Intervista a Lorena Longhi

“Dopo aver ottenuto la laurea triennale in psicologia indirizzo infanzia – racconta Lorena Longhi di Felino in provincia di Parma – mi sono iscritta al biennio di specializzazione a Padova. Studiavo e dal 2008 lavoravo anche in un magazzino Metro, era impegnativo ma riuscivo ad andare avanti. Però, quando avevo già dato dieci esami, ho avuto la bella sorpresa di essere in attesa di un figlio. Da una parte ero felice, dall’altra ho capito che non potevo far fronte a tutto, ho lasciato l’università e nel 2011 sono diventata mamma”.

Una scelta obbligata…

“Infatti, dopo un po’ di tempo ho pensato anche di riprendere ma c’erano dei problemi, la distanza, i costi, l’obbligo di frequenza… Erano ostacoli insormontabili e quindi ho cercato altre possibilità di formazione. È stato così che nel gennaio del 2012 mi sono iscritta alla specializzazione OSA per l’Infanzia dell’Istituto Cortivo”.

In che sede hai frequentato?

“La più vicina era Milano, ma ci sono andata di rado, praticamente solo per sostenere gli esami. Comunque in quelle occasioni mi sono trovata bene, ho trovato un’accoglienza cordiale e bravi docenti. Del resto buona parte delle materie le conoscevo già e le ho ripassate con piacere: amo studiare e gli esami sono andati via lisci come l’olio”.

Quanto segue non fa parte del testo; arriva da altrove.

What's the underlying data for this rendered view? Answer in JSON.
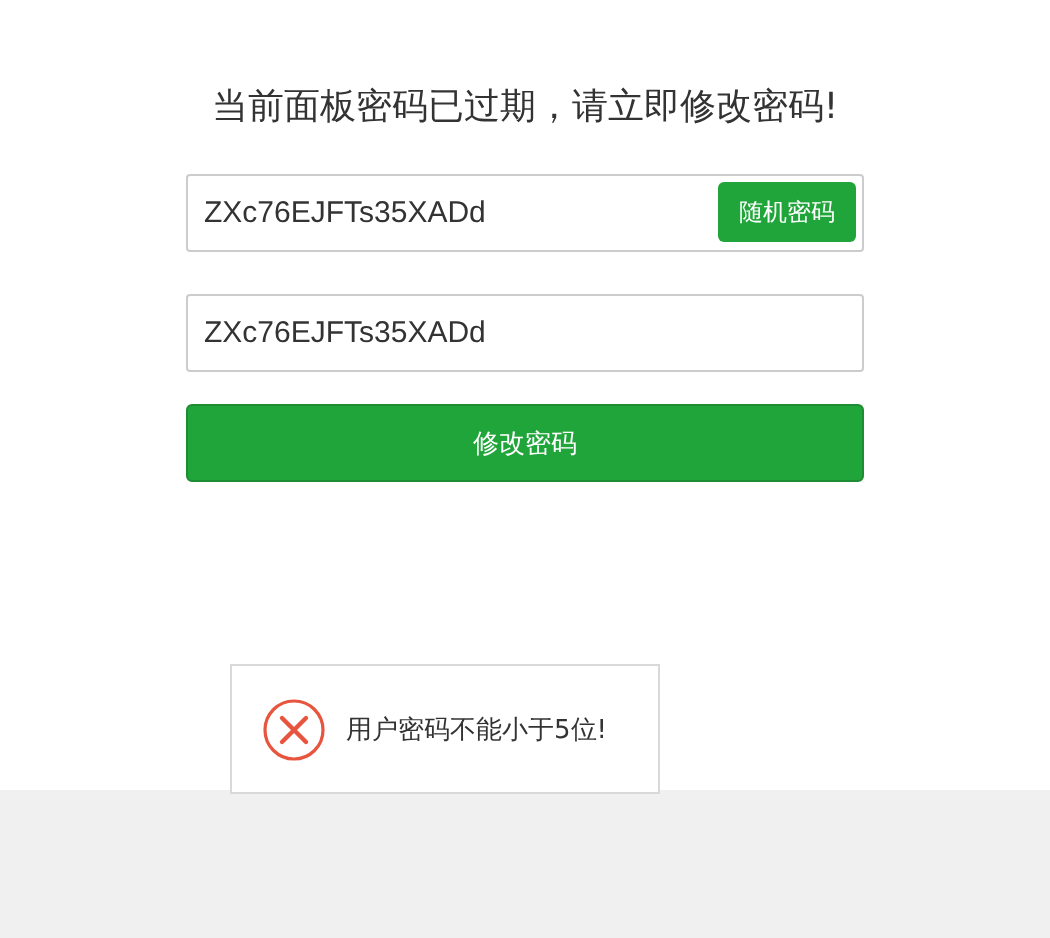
{
  "title": "当前面板密码已过期，请立即修改密码!",
  "password_field": {
    "value": "ZXc76EJFTs35XADd",
    "button": "随机密码"
  },
  "confirm_field": {
    "value": "ZXc76EJFTs35XADd"
  },
  "submit_button": "修改密码",
  "toast": {
    "kind": "error",
    "message": "用户密码不能小于5位!"
  }
}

Dove hai svolto il tirocinio?

“In varie situazioni. Avevo deciso di mettermi in gioco, di conoscere delle realtà particolari, e la prima parte dell’esperienza sul campo l’ho svolta in una casa di prima accoglienza per donne sole e mamme con bambini. È stata una bella esperienza, ma purtroppo l’équipe, per ragioni di privacy, non mi permetteva di intrattenere rapporti un po’ più approfonditi con le utenti e questo mi impediva di instaurare relazioni corrette… Quindi ho deciso di cambiare e la seconda esperienza pratica l’ho svolta in un asilo privato a Parma, il ‘Nido della Cicogna’, dove mi sono trovata molto meglio: staff giovane, approccio amichevole ma nessuna possibilità di futura occupazione. Nel frattempo era scaduto il mio contratto quinquennale con la Metro e avevo bisogno di trovare un altro lavoro. Sono state a quel punto le stesse mie colleghe ad indirizzarmi verso lo Spazio Bimbi ‘Il Baobab’ di Collecchio. Ci sono andata e, con mia grande sorpresa anche perché era gennaio, mese difficile per inserirsi in una struttura, non solo mi hanno dato la possibilità di concludere l’esperienza di tirocinio iniziata nelle altre due strutture, ma mi hanno anche assunta con contratto a tempo determinato sino alla fine di ottobre di quest’anno”.

Ti trovi bene?

“Benissimo, quando sono arrivata era ancora uno spazio bimbi da 6 a 36 mesi, mentre oggi è un micronido con due classi: ‘Germogli di Baobab’ da 3 mesi sino a 18 e ‘Baobab’ da 18 a 36. Io sono con i Germogli ed è una meraviglia. Giochi, coccole, sentimenti e grandi soddisfazioni! E poi il nido è a soli due chilometri da casa mia e, da quando ho iniziato a lavorarci, ho messo nel Baobab anche il mio piccolo. Non stiamo assieme tutto il giorno ma siamo vicini ed è una cosa fantastica!”.